NãO, BEBER UMA TAçA DE VINHO TODOS OS DIAS NãO FAZ BEM

Um dos supostos fatos científicos mais valorizados pelo senso comum é a de que ingerir bebidas alcoólicas regularmente, com moderação, faz mais bem para a saúde do que nunca beber – aquela história dos supostos benefícios de beber uma taça de vinho por dia... Por décadas, estudos parecem validar a ideia. Agora, um novo artigo analisando toda essa bibliografia ousa discordar.

A pesquisa, publicada na revista científica Journal of Studies on Alcohol and Drugs, foi realizada por pesquisadores do Instituto Canadense para Pesquisa do Uso de Substâncias, da Universidade de Victoria, no Canadá. Eles analisaram 107 estudos publicados que tratavam da relação entre os hábitos de consumo de álcool e a longevidade.

Esses estudos observacionais foram conduzidos durante décadas, concluindo que “consumidores moderados tinham taxas menores de certas doenças (como doença arterial coronariana) e vidas mais longas quando comparados aos abstêmios [quem não bebe nunca ou quase nunca]”, explica o pesquisador James Clay, coautor do estudo.

O “paradoxo francês” ajudou a consolidar a ideia de que beber moderadamente é melhor do que não beber. A França tem taxas mais baixas de doenças cardíacas, apesar da dieta alta em gorduras, possivelmente por causa do consumo regular de vinho, segundo essa ideia.

Mas a história não é tão simples assim. Clay explica que todas essas supostas descobertas, agora, estão passando pelo escrutínio científico por causa de defeitos metodológicos em como os estudos foram feitos.

Problemas de design

Vieses ao selecionar os participantes, erros na classificação de quem é abstêmio e quem não é, confusão de fatores de saúde– tudo isso foi encontrado numa análise dos estudos que mostravam as vantagens do consumo regular de álcool.

[Queríamos] revisar sistematicamente e meta-analisar a literatura científica existente”, explica Clay. Traduzindo: a equipe compilou e combinou os resultados de vários estudos sobre o mesmo tópico. Foi assim que o grupo de pesquisadores percebeu que os estudos que ligavam beber a benefícios de saúde tinham sérios problemas de planejamento.

O método científico existe justamente para garantir confiabilidade e estrutura ao conhecimento produzido pelos cientistas. Uma parte importante disso é que novos experimentos, seguindo as regras, podem mostrar que ideias passadas são falsas. O filósofo da ciência Karl Popper chamou isso de falseabilidade: as ideias científicas podem ser provadas como falsas.
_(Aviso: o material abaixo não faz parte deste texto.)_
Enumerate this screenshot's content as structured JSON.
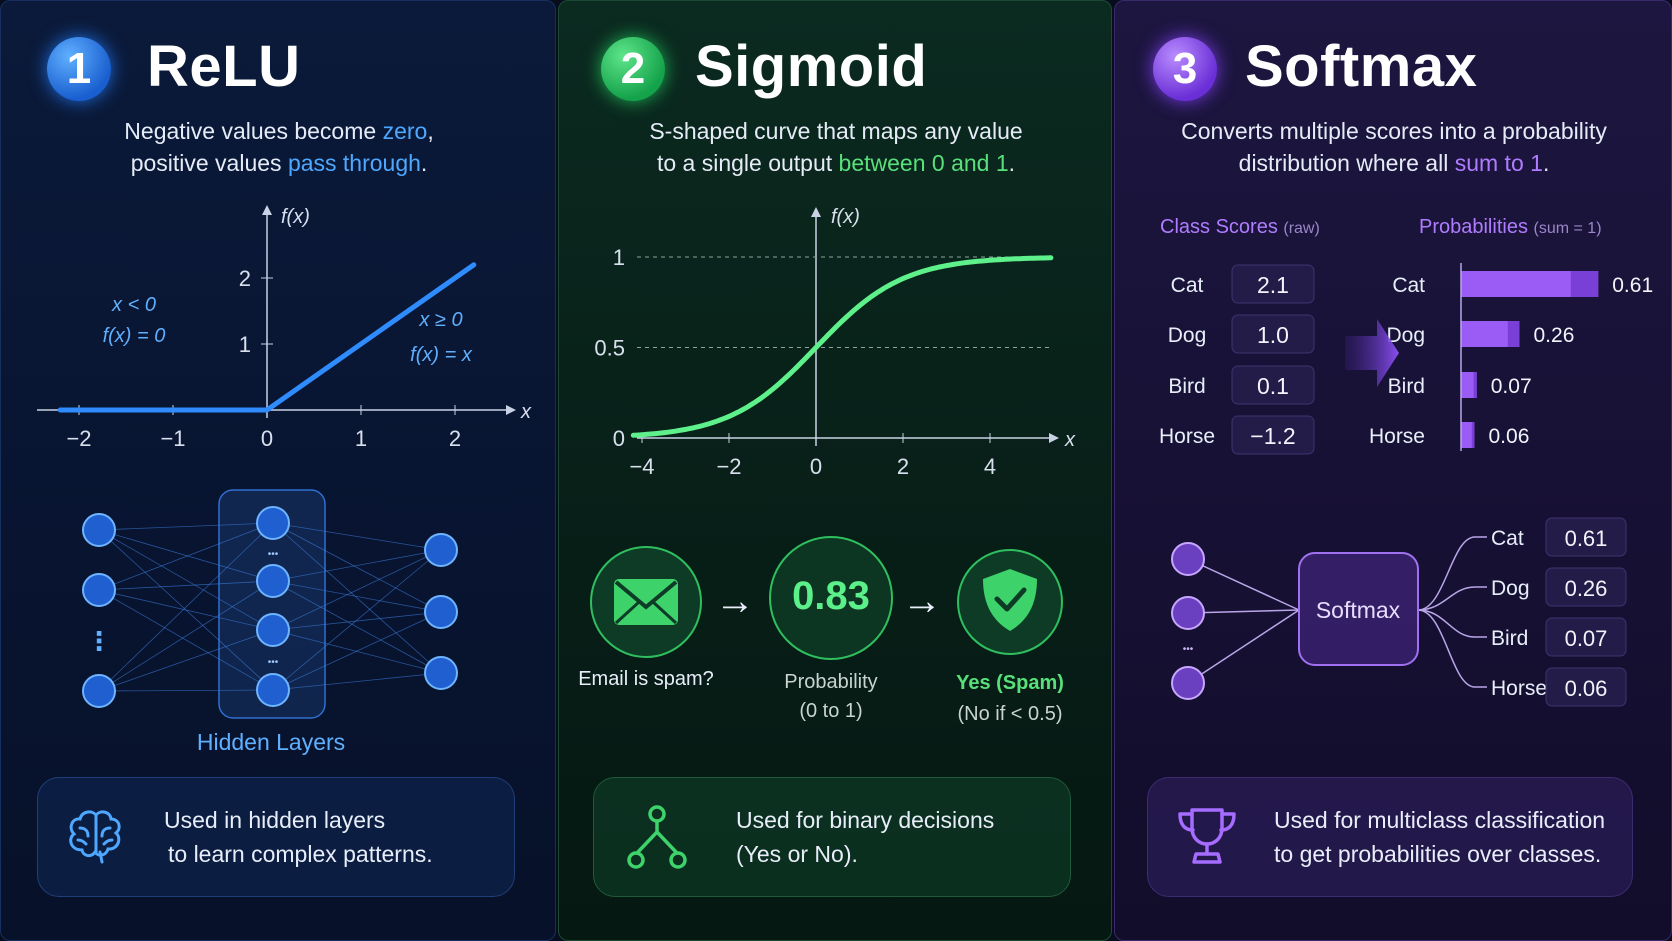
{
  "relu": {
    "number": "1",
    "title": "ReLU",
    "desc_line1_a": "Negative values become ",
    "desc_line1_hl": "zero",
    "desc_line1_b": ",",
    "desc_line2_a": "positive values ",
    "desc_line2_hl": "pass through",
    "desc_line2_b": ".",
    "chart_data": {
      "type": "line",
      "x": [
        -2.2,
        0,
        2.2
      ],
      "y": [
        0,
        0,
        2.2
      ],
      "xticks": [
        "−2",
        "−1",
        "0",
        "1",
        "2"
      ],
      "yticks": [
        "1",
        "2"
      ],
      "xlabel": "x",
      "ylabel": "f(x)",
      "annotations": [
        "x < 0",
        "f(x) = 0",
        "x ≥ 0",
        "f(x) = x"
      ]
    },
    "network_label": "Hidden Layers",
    "ellipsis": "⋮",
    "dots": "•••",
    "footer_icon": "brain-icon",
    "footer_line1": "Used in hidden layers",
    "footer_line2": "to learn complex patterns.",
    "accent": "#2f8cff"
  },
  "sigmoid": {
    "number": "2",
    "title": "Sigmoid",
    "desc_line1": "S-shaped curve that maps any value",
    "desc_line2_a": "to a single output ",
    "desc_line2_hl": "between 0 and 1",
    "desc_line2_b": ".",
    "chart_data": {
      "type": "line",
      "x": [
        -4,
        -3,
        -2,
        -1,
        0,
        1,
        2,
        3,
        4,
        5
      ],
      "y": [
        0.018,
        0.047,
        0.119,
        0.269,
        0.5,
        0.731,
        0.881,
        0.953,
        0.982,
        0.993
      ],
      "xticks": [
        "−4",
        "−2",
        "0",
        "2",
        "4"
      ],
      "yticks": [
        "0",
        "0.5",
        "1"
      ],
      "xlabel": "x",
      "ylabel": "f(x)"
    },
    "flow": {
      "input_icon": "envelope-icon",
      "input_label": "Email is spam?",
      "arrow": "→",
      "prob_value": "0.83",
      "prob_label1": "Probability",
      "prob_label2": "(0 to 1)",
      "output_icon": "shield-check-icon",
      "output_label1": "Yes (Spam)",
      "output_label2": "(No if < 0.5)"
    },
    "footer_icon": "decision-tree-icon",
    "footer_line1": "Used for binary decisions",
    "footer_line2": "(Yes or No).",
    "accent": "#3ecf6a"
  },
  "softmax": {
    "number": "3",
    "title": "Softmax",
    "desc_line1": "Converts multiple scores into a probability",
    "desc_line2_a": "distribution where all ",
    "desc_line2_hl": "sum to 1",
    "desc_line2_b": ".",
    "scores_header": "Class Scores",
    "scores_sub": "(raw)",
    "probs_header": "Probabilities",
    "probs_sub": "(sum = 1)",
    "chart_data": {
      "type": "bar",
      "categories": [
        "Cat",
        "Dog",
        "Bird",
        "Horse"
      ],
      "scores": [
        "2.1",
        "1.0",
        "0.1",
        "−1.2"
      ],
      "values": [
        0.61,
        0.26,
        0.07,
        0.06
      ],
      "value_labels": [
        "0.61",
        "0.26",
        "0.07",
        "0.06"
      ]
    },
    "node_label": "Softmax",
    "dots": "•••",
    "footer_icon": "trophy-icon",
    "footer_line1": "Used for multiclass classification",
    "footer_line2": "to get probabilities over classes.",
    "accent": "#9b5cf5"
  }
}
“Um estudo bem desenhado minimiza vieses, mede variáveis com precisão e apropriadamente controla fatores que podem confundir. Isso permite resultados mais precisos e mais generalizáveis”, explica Clay. O problema com os estudos que mostravam os benefícios do álcool era que eles não eram maravilhas em termos de design e projeto, levando a “conclusões errôneas” que agora foram mostradas falsas pelo estudo canadense.

Não dá para comparar

O principal problema de projeto com a maioria desses estudos era que eles normalmente focavam em adultos mais velhos, sem levar em conta os hábitos de bebedeira dessas pessoas no decorrer da vida.
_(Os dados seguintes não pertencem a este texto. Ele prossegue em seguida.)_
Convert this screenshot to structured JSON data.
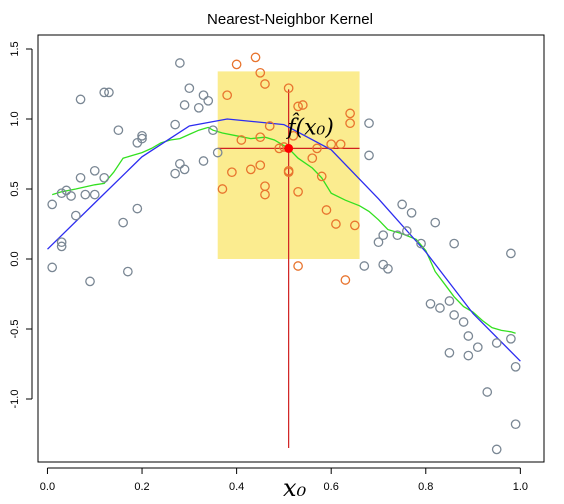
{
  "chart_data": {
    "type": "scatter",
    "title": "Nearest-Neighbor Kernel",
    "xlabel": "",
    "ylabel": "",
    "xlim": [
      -0.02,
      1.05
    ],
    "ylim": [
      -1.45,
      1.6
    ],
    "x_ticks": [
      {
        "value": 0.0,
        "label": "0.0"
      },
      {
        "value": 0.2,
        "label": "0.2"
      },
      {
        "value": 0.4,
        "label": "0.4"
      },
      {
        "value": 0.6,
        "label": "0.6"
      },
      {
        "value": 0.8,
        "label": "0.8"
      },
      {
        "value": 1.0,
        "label": "1.0"
      }
    ],
    "y_ticks": [
      {
        "value": -1.0,
        "label": "-1.0"
      },
      {
        "value": -0.5,
        "label": "-0.5"
      },
      {
        "value": 0.0,
        "label": "0.0"
      },
      {
        "value": 0.5,
        "label": "0.5"
      },
      {
        "value": 1.0,
        "label": "1.0"
      },
      {
        "value": 1.5,
        "label": "1.5"
      }
    ],
    "neighborhood": {
      "x0": 0.36,
      "x1": 0.66,
      "y0": 0.0,
      "y1": 1.34,
      "color": "#fbec8f"
    },
    "target": {
      "x": 0.51,
      "y": 0.79,
      "label_x": "x₀",
      "label_fhat": "f̂(x₀)"
    },
    "points_outside": [
      [
        0.01,
        0.39
      ],
      [
        0.01,
        -0.06
      ],
      [
        0.03,
        0.12
      ],
      [
        0.03,
        0.09
      ],
      [
        0.03,
        0.47
      ],
      [
        0.04,
        0.49
      ],
      [
        0.05,
        0.45
      ],
      [
        0.06,
        0.31
      ],
      [
        0.07,
        1.14
      ],
      [
        0.07,
        0.58
      ],
      [
        0.08,
        0.46
      ],
      [
        0.09,
        -0.16
      ],
      [
        0.1,
        0.46
      ],
      [
        0.1,
        0.63
      ],
      [
        0.12,
        1.19
      ],
      [
        0.12,
        0.58
      ],
      [
        0.13,
        1.19
      ],
      [
        0.15,
        0.92
      ],
      [
        0.16,
        0.26
      ],
      [
        0.17,
        -0.09
      ],
      [
        0.19,
        0.36
      ],
      [
        0.19,
        0.83
      ],
      [
        0.2,
        0.86
      ],
      [
        0.2,
        0.88
      ],
      [
        0.27,
        0.61
      ],
      [
        0.27,
        0.96
      ],
      [
        0.28,
        0.68
      ],
      [
        0.28,
        1.4
      ],
      [
        0.29,
        1.1
      ],
      [
        0.29,
        0.64
      ],
      [
        0.3,
        1.22
      ],
      [
        0.32,
        1.08
      ],
      [
        0.33,
        1.17
      ],
      [
        0.33,
        0.7
      ],
      [
        0.34,
        1.13
      ],
      [
        0.35,
        0.92
      ],
      [
        0.36,
        0.76
      ],
      [
        0.67,
        -0.05
      ],
      [
        0.68,
        0.97
      ],
      [
        0.68,
        0.74
      ],
      [
        0.7,
        0.12
      ],
      [
        0.71,
        0.17
      ],
      [
        0.71,
        -0.04
      ],
      [
        0.72,
        -0.07
      ],
      [
        0.74,
        0.17
      ],
      [
        0.75,
        0.39
      ],
      [
        0.76,
        0.2
      ],
      [
        0.77,
        0.33
      ],
      [
        0.79,
        0.11
      ],
      [
        0.81,
        -0.32
      ],
      [
        0.82,
        0.26
      ],
      [
        0.83,
        -0.35
      ],
      [
        0.85,
        -0.3
      ],
      [
        0.85,
        -0.67
      ],
      [
        0.86,
        0.11
      ],
      [
        0.86,
        -0.4
      ],
      [
        0.88,
        -0.45
      ],
      [
        0.89,
        -0.55
      ],
      [
        0.89,
        -0.69
      ],
      [
        0.91,
        -0.63
      ],
      [
        0.93,
        -0.95
      ],
      [
        0.95,
        -1.36
      ],
      [
        0.95,
        -0.6
      ],
      [
        0.98,
        0.04
      ],
      [
        0.98,
        -0.57
      ],
      [
        0.99,
        -1.18
      ],
      [
        0.99,
        -0.77
      ]
    ],
    "points_inside": [
      [
        0.37,
        0.5
      ],
      [
        0.38,
        1.17
      ],
      [
        0.39,
        0.62
      ],
      [
        0.4,
        1.39
      ],
      [
        0.41,
        0.85
      ],
      [
        0.43,
        0.64
      ],
      [
        0.44,
        1.44
      ],
      [
        0.45,
        0.67
      ],
      [
        0.45,
        0.87
      ],
      [
        0.45,
        1.33
      ],
      [
        0.46,
        0.52
      ],
      [
        0.46,
        0.46
      ],
      [
        0.46,
        1.25
      ],
      [
        0.47,
        0.95
      ],
      [
        0.49,
        0.79
      ],
      [
        0.5,
        0.8
      ],
      [
        0.51,
        0.63
      ],
      [
        0.51,
        0.62
      ],
      [
        0.51,
        1.22
      ],
      [
        0.52,
        0.88
      ],
      [
        0.53,
        1.09
      ],
      [
        0.53,
        0.48
      ],
      [
        0.53,
        -0.05
      ],
      [
        0.54,
        1.1
      ],
      [
        0.56,
        0.72
      ],
      [
        0.57,
        0.79
      ],
      [
        0.58,
        0.59
      ],
      [
        0.59,
        0.35
      ],
      [
        0.6,
        0.82
      ],
      [
        0.61,
        0.25
      ],
      [
        0.62,
        0.82
      ],
      [
        0.63,
        -0.15
      ],
      [
        0.64,
        1.04
      ],
      [
        0.64,
        0.97
      ],
      [
        0.65,
        0.24
      ]
    ],
    "fit_curve": [
      [
        0.0,
        0.07
      ],
      [
        0.1,
        0.4
      ],
      [
        0.2,
        0.73
      ],
      [
        0.3,
        0.95
      ],
      [
        0.38,
        1.0
      ],
      [
        0.5,
        0.96
      ],
      [
        0.6,
        0.78
      ],
      [
        0.7,
        0.43
      ],
      [
        0.8,
        0.05
      ],
      [
        0.9,
        -0.39
      ],
      [
        1.0,
        -0.73
      ]
    ],
    "knn_curve": [
      [
        0.01,
        0.46
      ],
      [
        0.03,
        0.48
      ],
      [
        0.06,
        0.5
      ],
      [
        0.1,
        0.53
      ],
      [
        0.12,
        0.54
      ],
      [
        0.14,
        0.62
      ],
      [
        0.16,
        0.72
      ],
      [
        0.18,
        0.74
      ],
      [
        0.2,
        0.76
      ],
      [
        0.22,
        0.79
      ],
      [
        0.24,
        0.83
      ],
      [
        0.26,
        0.85
      ],
      [
        0.28,
        0.86
      ],
      [
        0.3,
        0.89
      ],
      [
        0.32,
        0.92
      ],
      [
        0.34,
        0.94
      ],
      [
        0.35,
        0.92
      ],
      [
        0.37,
        0.9
      ],
      [
        0.4,
        0.88
      ],
      [
        0.43,
        0.86
      ],
      [
        0.46,
        0.87
      ],
      [
        0.48,
        0.85
      ],
      [
        0.51,
        0.79
      ],
      [
        0.53,
        0.72
      ],
      [
        0.56,
        0.65
      ],
      [
        0.58,
        0.58
      ],
      [
        0.6,
        0.47
      ],
      [
        0.63,
        0.42
      ],
      [
        0.66,
        0.38
      ],
      [
        0.68,
        0.34
      ],
      [
        0.7,
        0.28
      ],
      [
        0.72,
        0.21
      ],
      [
        0.75,
        0.18
      ],
      [
        0.78,
        0.14
      ],
      [
        0.8,
        0.06
      ],
      [
        0.82,
        -0.09
      ],
      [
        0.84,
        -0.18
      ],
      [
        0.86,
        -0.27
      ],
      [
        0.88,
        -0.34
      ],
      [
        0.9,
        -0.38
      ],
      [
        0.92,
        -0.44
      ],
      [
        0.94,
        -0.49
      ],
      [
        0.96,
        -0.51
      ],
      [
        0.98,
        -0.52
      ],
      [
        0.99,
        -0.53
      ]
    ],
    "colors": {
      "outside_points": "#7a8794",
      "inside_points": "#e8742e",
      "fit_curve": "#2d2df0",
      "knn_curve": "#33e020",
      "crosshair": "#d02020",
      "target_point": "#ff0000"
    },
    "grid": false,
    "legend": "none"
  }
}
Consumidores moderados foram comparados a adultos abstêmios que só viraram abstêmios porque tiveram que parar ou diminuir a ingestão de álcool exatamente porque desenvolveram problemas de saúde. Comparando-os com quem só continuou a beber porque sempre bebeu pouco, os consumidores regulares ficam parecendo muito mais saudáveis, obviamente.

Assim, a análise abrangente de todos os estudos mostrava que os consumidores moderados de álcool tinham um risco 14% menor de morrer durante o período do estudo do que os “abstêmios”.

Agora, em estudos que não consideravam pessoas que bebiam antes como abstêmios e que contaram com a participação de pessoas mais jovens, os benefícios do álcool para uma vida mais longa desapareciam.

Os estudos de mais qualidade científica, então, não mostravam nenhuma relação entre consumo moderado de álcool e uma vida mais longa.

E é importante lembrar que não dá para beber sem risco. O consumo de álcool pode estar associado a aumento no risco de câncer, doença no fígado, problemas psiquiátricos e dependência química.